Beyond the curtain of shell necklaces covering the panes of the front window in Hang Nga's villa, a giant concrete "root" has grown up out of the porch. This is the beginning of one of the complex of "tree houses" she has sculpted in her garden. The tree to the East holds five rooms and seems to be complete. If anything here is complete. The entire complex is a work in progress, a cluttered tangle, remarkably organic in every sense.

In addition to stunningly executed spider-web skylights and sculpted doors, hallways and balconies, the Crazy House is spiced with garish decorative details such as the thin cotton curtains of pastel blue and pink, intended to imitate blue sky and clouds but utterly failing to do so. This is the kitsch that makes it so camp -- the sixties word that is rarely heard now. In addition to overnight guests, small busloads of visitors arrive at regular intervals allowing a tribe of varied ethnicity and nationality to spill out over the walkways between the trees and gawk. They are part of the kitsch.

Most foreigners adore Hang Nga and her Crazy House. A typed letter from France rants about fonctionnaires borné (narrow-minded bureaucrats) who claim that artists pervert society. "Quintessentially cosmic," wrote one fan from California. "I admire your ability to turn imagination into architecture" wrote another from New Zealand. "Very brave, brilliant," wrote a Singaporean guest. An Australian has sketched a portrait of Madame Hang Nga, looking like an impish pixie. Other guests have left pastel watercolours and hand-written music for the "Queen of the Moon."

Each of the five rooms, explains Hang Nga, has its own theme. The tiger room is for the Chinese. A large tiger with eyes burning bright with red Christmas tree lights, descends down the wall toward the fireplace. The Eagle Room, with a giant eagle's egg as a fireplace, is "big and strong" for the Americans. The Ant Room is for the Vietnamese. "They are always trying to do hard work," says Hang Nga, "and, like red ants, they can fight back."

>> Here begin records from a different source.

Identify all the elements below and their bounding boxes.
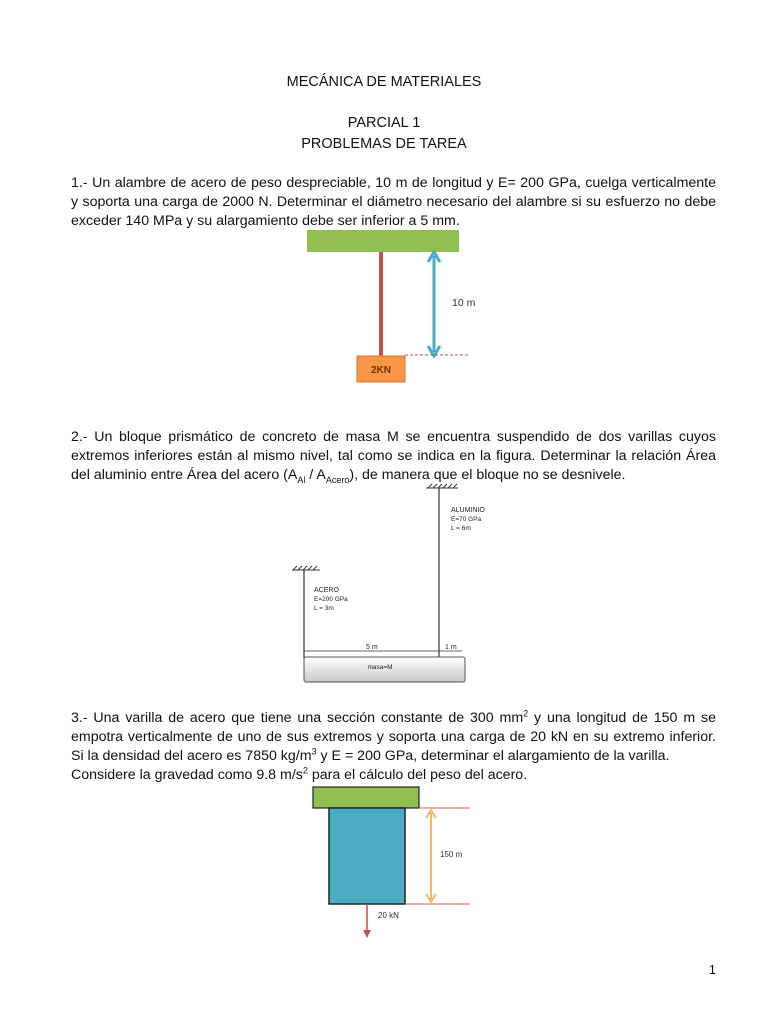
- load-arrow-head: [363, 930, 371, 938]
- problem-1-text: 1.- Un alambre de acero de peso despreciable, 10 m de longitud y E= 200 GPa, cuelga verticalmente y soporta una carga de 2000 N. Determinar el diámetro necesario del alambre si su esfuerzo no debe exceder 140 MPa y su alargamiento debe ser inferior a 5 mm.: [71, 175, 716, 229]
- aluminio-label: ALUMINIO: [451, 507, 485, 514]
- load-label: 2KN: [370, 365, 392, 376]
- problem-3-text: 3.- Una varilla de acero que tiene una sección constante de 300 $mm^2$ y una longitud de 150 m se empotra verticalmente de uno de sus extremos y soporta una carga de 20 kN en su extremo inferior. Si la densidad del acero es 7850 $kg/m^3$ y E = 200 GPa, determinar el alargamiento de la varilla. Considere la gravedad como 9.8 $m/s^2$ para el cálculo del peso del acero.: [71, 708, 716, 783]
- document-subtitle-2: PROBLEMAS DE TAREA: [301, 136, 467, 152]
- acero-label: ACERO: [314, 587, 339, 594]
- load-label: 20 kN: [378, 911, 399, 920]
- distance-5m-label: 5 m: [366, 644, 378, 651]
- acero-length: L = 3m: [314, 605, 334, 612]
- acero-modulus: E=200 GPa: [314, 596, 348, 603]
- document-subtitle: PARCIAL 1: [347, 115, 421, 131]
- length-label: 10 m: [452, 297, 476, 309]
- aluminio-length: L = 6m: [451, 525, 471, 532]
- problem-2-text: 2.- Un bloque prismático de concreto de masa M se encuentra suspendido de dos varillas cuyos extremos inferiores están al mismo nivel, tal como se indica en la figura. Determinar la relación Área del aluminio entre Área del acero $(A_{Al} / A_{Acero})$, de manera que el bloque no se desnivele.: [71, 429, 716, 485]
- length-label: 150 m: [440, 850, 463, 859]
- mass-label: masa=M: [367, 664, 393, 671]
- document-title: MECÁNICA DE MATERIALES: [286, 74, 482, 90]
- aluminio-modulus: E=70 GPa: [451, 516, 482, 523]
- steel-bar: [329, 808, 405, 904]
- distance-1m-label: 1 m: [445, 644, 457, 651]
- page-number: 1: [708, 962, 716, 977]
- fixed-support: [313, 787, 419, 808]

The concrete tree to the west contains these three rooms. Its upper level has a framework of the slim tree trunks used in construction in most developing countries, draped with blue plastic sacking. Using the existing roofs of the Tiger Room, the Eagle Room, and the Ant Room for its foundations, this is where Hang Nga will build her dream room: the Bee Room. It will be a two-storey suite, with two bathrooms, a waterfall and a massage bathtub. "All countries have bees," Hang Nga explains. Bees have "unity." They are "organic" and have "technique character." "They," she searches for the English word, "collaborate." This room, with no more than a few branches in the skeleton of its walls, is mostly still in Hang Nga's imagination.

"You share with the world your love of the unconventional, no nationality," wrote one fan of unidentified nationality. "Hang Nga is blessed with a rare quality called belief," writes another guest from Israel, "believing in one's dreams."

The Vietnamese Tourist Administration describes Da Lat as Vietnam's most romantic destination, and Madame Hang Nga's guesthouse is very personalized: no Web site, no e-mail, but every cab driver in Da Lat knows where it is. Published rates of $29-$84 (U.S.) are often easy to negotiate. Buses go from Ho Chi Minh City (Saigon), winding for hours up through the hills of coffee and tea plantations, or planes go once a day. Private cars can also be hired. Tel: 84-63-822-070; fax: 84-63-831-480.